Nearly overlooked by the recent multibillion-dollar settlements in the Enron bankruptcy was the agreement between Alabama’s state pension fund and five investment banks.
According to Reuters, the Retirement Systems of Alabama will receive $49 million, about 86 percent of the $57 million that the fund claimed it lost on Enron stock and bonds. The fund’s lead attorney, J. Michael Rediker of Haskell Slaughter Young and Rediker LLC, told the wire service, “I regard the settlement as an excellent recovery for a state pension fund.”
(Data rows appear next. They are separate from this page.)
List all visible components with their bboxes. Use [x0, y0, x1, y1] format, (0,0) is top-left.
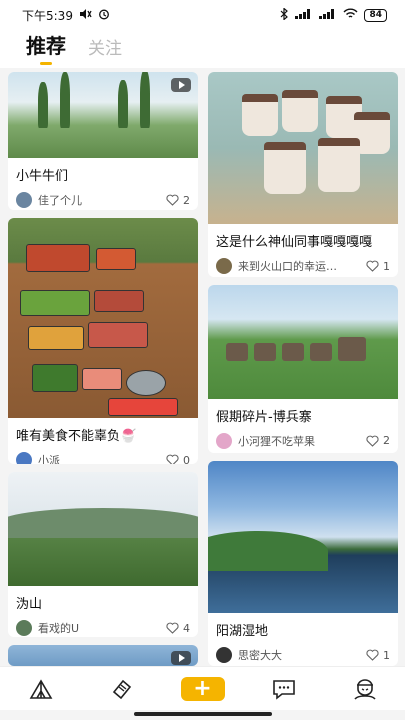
- bluetooth-icon: [280, 6, 289, 23]
- like-count: 4: [183, 621, 190, 635]
- signal-icon-2: [319, 8, 337, 22]
- like-count: 1: [383, 648, 390, 662]
- post-meta: 来到火山口的幸运… 1: [208, 256, 398, 277]
- post-author: 小河狸不吃苹果: [238, 434, 315, 448]
- avatar[interactable]: [216, 258, 232, 274]
- message-icon: [272, 679, 295, 700]
- post-meta: 思密大大 1: [208, 645, 398, 666]
- video-icon: [171, 651, 191, 666]
- post-author: 看戏的U: [38, 622, 80, 636]
- avatar[interactable]: [16, 452, 32, 465]
- avatar[interactable]: [216, 432, 232, 449]
- video-icon: [171, 78, 191, 92]
- signal-icon-1: [295, 8, 313, 22]
- post-meta: 小河狸不吃苹果 2: [208, 431, 398, 453]
- like-button[interactable]: 0: [166, 454, 190, 465]
- mute-icon: [79, 8, 92, 23]
- avatar[interactable]: [16, 620, 32, 637]
- avatar[interactable]: [216, 647, 232, 664]
- status-right: 84: [280, 6, 387, 23]
- top-tabs: 推荐 关注: [0, 30, 405, 68]
- post-meta: 小派 0: [8, 450, 198, 465]
- like-button[interactable]: 1: [366, 649, 390, 662]
- wifi-icon: [343, 8, 358, 22]
- post-title: 小牛牛们: [16, 169, 69, 184]
- post-title: 阳湖湿地: [216, 624, 269, 640]
- tab-following[interactable]: 关注: [88, 34, 122, 68]
- post-title: 假期碎片-博兵寨: [216, 409, 312, 425]
- nav-messages[interactable]: [262, 671, 306, 707]
- home-indicator: [134, 712, 272, 716]
- post-card[interactable]: 假期碎片-博兵寨 小河狸不吃苹果 2: [208, 284, 398, 454]
- post-image: [8, 72, 198, 158]
- profile-icon: [353, 678, 376, 700]
- status-time: 下午5:39: [22, 8, 73, 23]
- heart-icon: [166, 454, 179, 465]
- post-title: 沩山: [16, 597, 43, 613]
- alarm-icon: [98, 8, 110, 23]
- nav-camp[interactable]: [19, 671, 63, 707]
- post-card[interactable]: 这是什么神仙同事嘎嘎嘎嘎 来到火山口的幸运… 1: [208, 72, 398, 277]
- like-button[interactable]: 2: [366, 434, 390, 447]
- post-image: [8, 218, 198, 419]
- like-button[interactable]: 2: [166, 194, 190, 207]
- feed-column-left: 小牛牛们 佳了个儿 2 唯有美食不能辜负🍧 小派 0 沩山 看戏的U 4: [8, 72, 198, 666]
- like-count: 2: [183, 193, 190, 207]
- tab-recommend[interactable]: 推荐: [26, 30, 66, 68]
- status-bar: 下午5:39 84: [0, 0, 405, 30]
- status-left: 下午5:39: [22, 7, 110, 24]
- post-meta: 看戏的U 4: [8, 618, 198, 637]
- nav-ticket[interactable]: [100, 671, 144, 707]
- post-card[interactable]: 阳湖湿地 思密大大 1: [208, 461, 398, 666]
- heart-icon: [166, 194, 179, 206]
- like-button[interactable]: 4: [166, 622, 190, 635]
- avatar[interactable]: [16, 192, 32, 208]
- battery-icon: 84: [364, 8, 387, 22]
- feed: 小牛牛们 佳了个儿 2 唯有美食不能辜负🍧 小派 0 沩山 看戏的U 4 这是什…: [8, 72, 398, 666]
- like-count: 0: [183, 453, 190, 465]
- add-post-icon: +: [180, 676, 225, 701]
- nav-add-post[interactable]: +: [180, 671, 225, 707]
- post-author: 小派: [38, 454, 60, 465]
- post-author: 来到火山口的幸运…: [238, 260, 337, 273]
- feed-column-right: 这是什么神仙同事嘎嘎嘎嘎 来到火山口的幸运… 1 假期碎片-博兵寨 小河狸不吃苹…: [208, 72, 398, 666]
- bottom-nav: +: [0, 666, 405, 710]
- post-title: 这是什么神仙同事嘎嘎嘎嘎: [216, 235, 373, 250]
- post-meta: 佳了个儿 2: [8, 190, 198, 210]
- post-author: 思密大大: [238, 649, 282, 663]
- post-image: [208, 72, 398, 224]
- like-button[interactable]: 1: [366, 260, 390, 273]
- camp-tent-icon: [29, 678, 52, 699]
- post-card-partial[interactable]: [8, 645, 198, 666]
- post-image: [208, 284, 398, 399]
- post-title: 唯有美食不能辜负🍧: [16, 429, 137, 445]
- heart-icon: [366, 649, 379, 661]
- like-count: 2: [383, 434, 390, 448]
- heart-icon: [366, 435, 379, 447]
- like-count: 1: [383, 259, 390, 273]
- nav-profile[interactable]: [343, 671, 387, 707]
- heart-icon: [166, 622, 179, 635]
- post-image: [208, 461, 398, 614]
- heart-icon: [366, 260, 379, 272]
- post-image: [8, 472, 198, 587]
- post-card[interactable]: 沩山 看戏的U 4: [8, 472, 198, 638]
- post-image: [8, 645, 198, 666]
- ticket-icon: [112, 679, 131, 699]
- post-card[interactable]: 唯有美食不能辜负🍧 小派 0: [8, 218, 198, 465]
- post-author: 佳了个儿: [38, 194, 82, 207]
- post-card[interactable]: 小牛牛们 佳了个儿 2: [8, 72, 198, 211]
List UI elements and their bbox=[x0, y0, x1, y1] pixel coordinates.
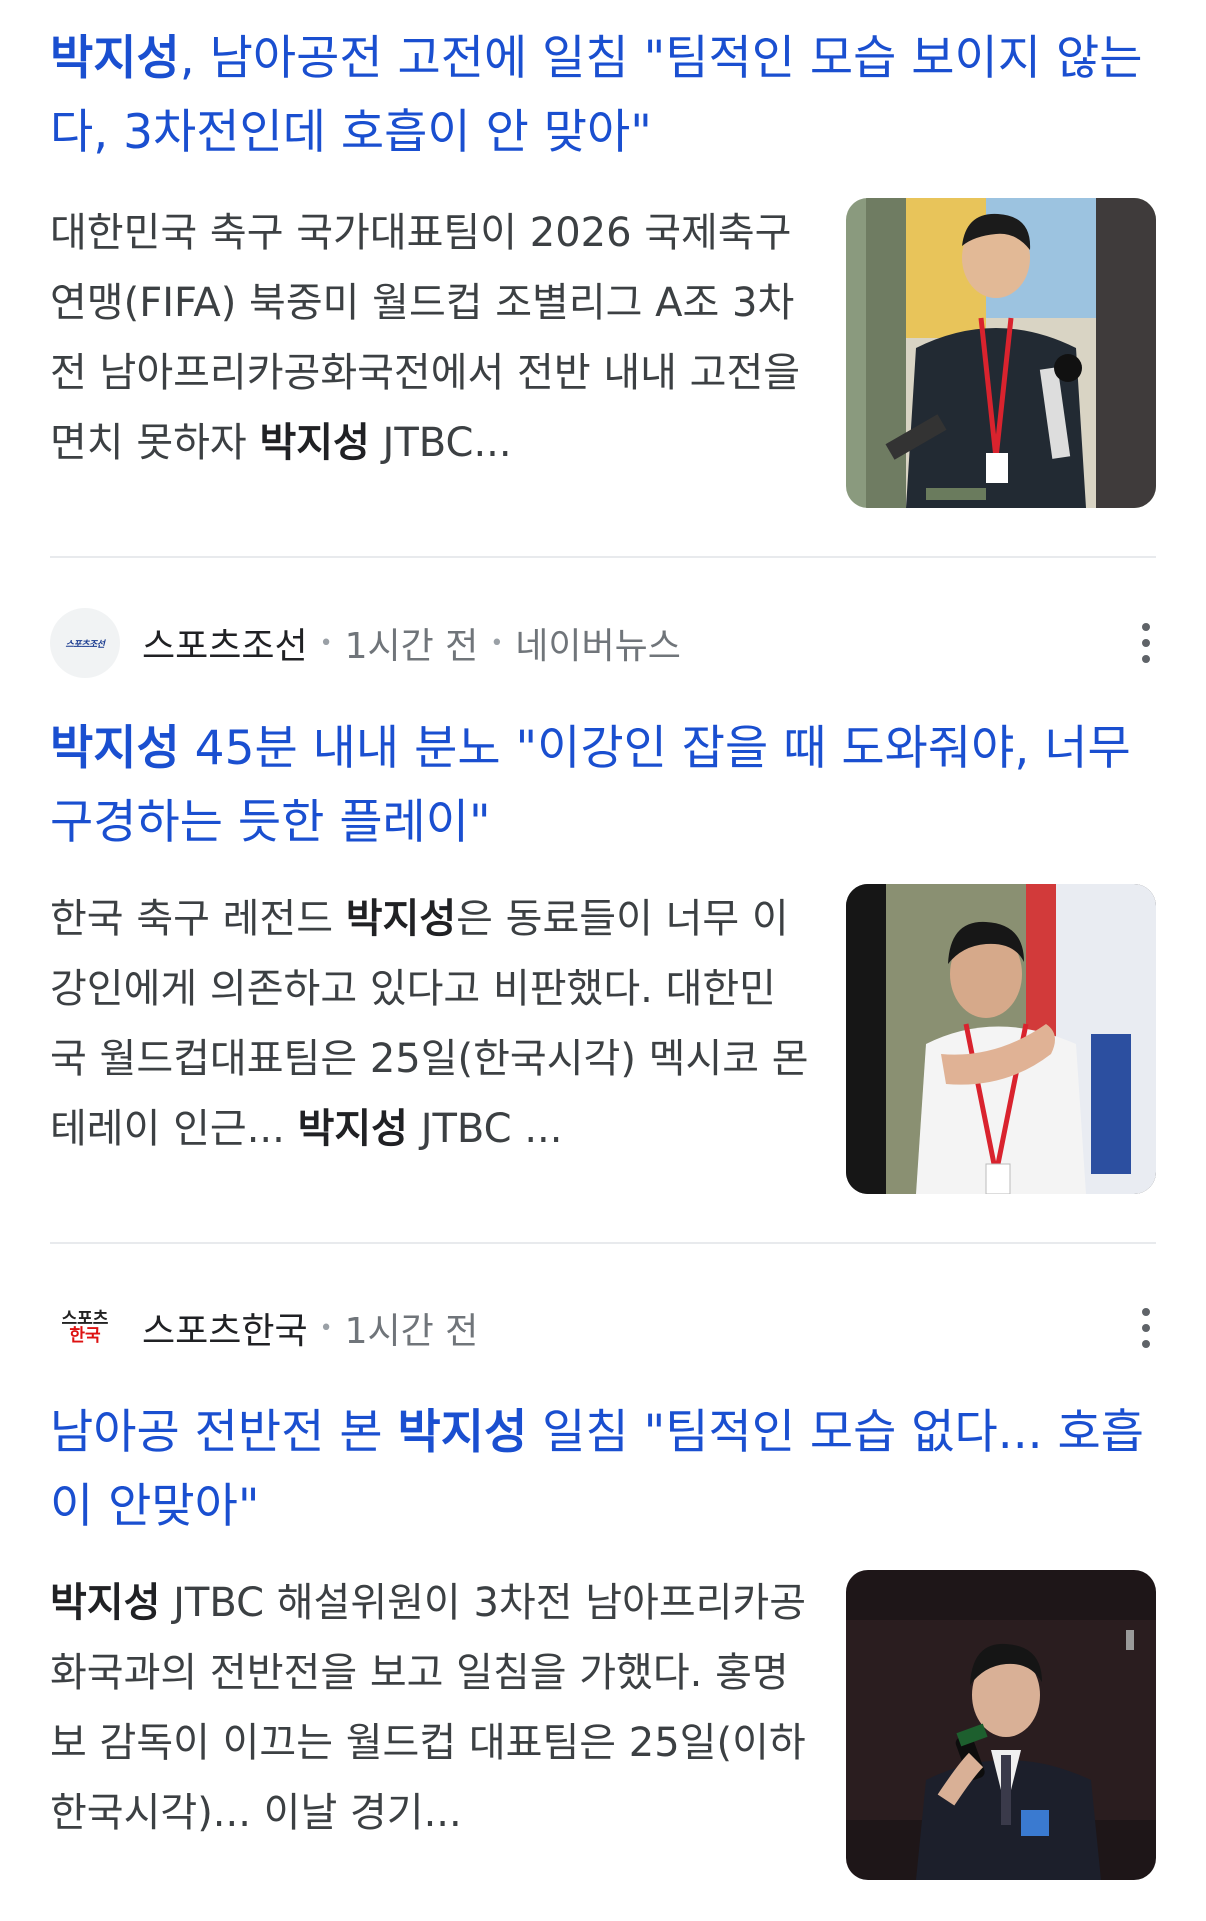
title-highlight: 박지성 bbox=[397, 1405, 528, 1460]
thumbnail-photo-interview bbox=[846, 198, 1156, 508]
news-card-2[interactable]: 스포츠조선 스포츠조선 • 1시간 전 • 네이버뉴스 박지성 45분 내내 분… bbox=[0, 558, 1206, 1242]
article-snippet: 박지성 JTBC 해설위원이 3차전 남아프리카공화국과의 전반전을 보고 일침… bbox=[50, 1568, 810, 1848]
news-card-1[interactable]: 박지성, 남아공전 고전에 일침 "팀적인 모습 보이지 않는다, 3차전인데 … bbox=[0, 0, 1206, 555]
snippet-text-end: JTBC... bbox=[369, 420, 512, 466]
article-thumbnail[interactable] bbox=[846, 1570, 1156, 1880]
news-feed: 박지성, 남아공전 고전에 일침 "팀적인 모습 보이지 않는다, 3차전인데 … bbox=[0, 0, 1206, 1921]
more-vert-icon[interactable] bbox=[1126, 1298, 1166, 1358]
snippet-highlight-2: 박지성 bbox=[297, 1106, 408, 1152]
publish-time: 1시간 전 bbox=[344, 1311, 479, 1352]
article-thumbnail[interactable] bbox=[846, 198, 1156, 508]
article-title[interactable]: 박지성 45분 내내 분노 "이강인 잡을 때 도와줘야, 너무 구경하는 듯한… bbox=[50, 712, 1150, 860]
separator-dot: • bbox=[319, 1315, 333, 1341]
source-logo: 스포츠 한국 bbox=[50, 1293, 120, 1363]
title-text-pre: 남아공 전반전 본 bbox=[50, 1405, 398, 1460]
article-snippet: 한국 축구 레전드 박지성은 동료들이 너무 이강인에게 의존하고 있다고 비판… bbox=[50, 884, 810, 1164]
publish-time: 1시간 전 bbox=[344, 626, 479, 667]
thumbnail-photo-speaker bbox=[846, 1570, 1156, 1880]
snippet-text: 한국 축구 레전드 bbox=[50, 896, 346, 942]
snippet-highlight: 박지성 bbox=[259, 420, 370, 466]
source-row: 스포츠조선 스포츠조선 • 1시간 전 • 네이버뉴스 bbox=[50, 603, 1166, 683]
separator-dot: • bbox=[490, 630, 504, 656]
source-name[interactable]: 스포츠조선 bbox=[142, 617, 308, 669]
snippet-highlight: 박지성 bbox=[50, 1580, 161, 1626]
logo-text: 스포츠조선 bbox=[65, 639, 105, 650]
title-text: , 남아공전 고전에 일침 "팀적인 모습 보이지 않는다, 3차전인데 호흡이… bbox=[50, 31, 1143, 160]
article-thumbnail[interactable] bbox=[846, 884, 1156, 1194]
source-name[interactable]: 스포츠한국 bbox=[142, 1302, 308, 1354]
logo-text-line2: 한국 bbox=[69, 1326, 101, 1346]
snippet-highlight: 박지성 bbox=[345, 896, 457, 942]
article-title[interactable]: 남아공 전반전 본 박지성 일침 "팀적인 모습 없다... 호흡이 안맞아" bbox=[50, 1396, 1150, 1544]
more-vert-icon[interactable] bbox=[1126, 613, 1166, 673]
source-row: 스포츠 한국 스포츠한국 • 1시간 전 bbox=[50, 1288, 1166, 1368]
snippet-text: JTBC 해설위원이 3차전 남아프리카공화국과의 전반전을 보고 일침을 가했… bbox=[50, 1580, 807, 1836]
article-title[interactable]: 박지성, 남아공전 고전에 일침 "팀적인 모습 보이지 않는다, 3차전인데 … bbox=[50, 22, 1150, 170]
platform-label: 네이버뉴스 bbox=[515, 626, 681, 667]
snippet-text-end: JTBC ... bbox=[407, 1106, 563, 1152]
source-logo: 스포츠조선 bbox=[50, 608, 120, 678]
article-snippet: 대한민국 축구 국가대표팀이 2026 국제축구연맹(FIFA) 북중미 월드컵… bbox=[50, 198, 810, 478]
news-card-3[interactable]: 스포츠 한국 스포츠한국 • 1시간 전 남아공 전반전 본 박지성 일침 "팀… bbox=[0, 1244, 1206, 1921]
thumbnail-photo-player bbox=[846, 884, 1156, 1194]
title-text: 45분 내내 분노 "이강인 잡을 때 도와줘야, 너무 구경하는 듯한 플레이… bbox=[50, 721, 1131, 850]
title-highlight: 박지성 bbox=[50, 31, 180, 86]
separator-dot: • bbox=[319, 630, 333, 656]
title-highlight: 박지성 bbox=[50, 721, 180, 776]
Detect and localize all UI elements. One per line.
The five banks that settled with the Alabama fund — Bank of America Corp., Citigroup Inc., Credit Suisse First Boston, J.P. Morgan Chase & Co., and Merrill Lynch & Co. — did not admit wrongdoing and did not disclose their individual contributions toward the settlement.
In the past week, J.P. Morgan Chase agreed to pay $2.2 billion and Citigroup, $2 billion, to settle their parts of a class-action lawsuit. The Alabama fund did not join that suit, Reuters noted.
“We knew we could get a higher percentage of recovery by bringing our own suit, and the amount of loss was large enough for it to be cost-effective to sue separately,” Rediker told the wire service. “We also had somewhat different claims from the class-action plaintiffs and focused predominantly on state law.”
According to the Alabama fund’s chief executive officer, David Bronner, the fund still has litigation pending against former Enron chairman Kenneth Lay, former chief executive officer Jeffrey Skilling, and former chief financial officer Andrew Fastow, as well as Enron’s former auditing firm, Arthur Andersen. “Had we waited for the criminal cases to settle, we would have had to wait another three to five years and lawyers would be eating up fees,” Bronner told the wire service.
Lay and Skilling are scheduled to stand trial beginning in January 2006.
Last year, the Alabama fund did not join the class action regarding bond offerings related to scandal-plagued WorldCom Inc. Suing independently, the pension fund recovered $111 million from Citigroup, J.P. Morgan, and Bank of America, which worked out to 89 percent of the fund’s losses.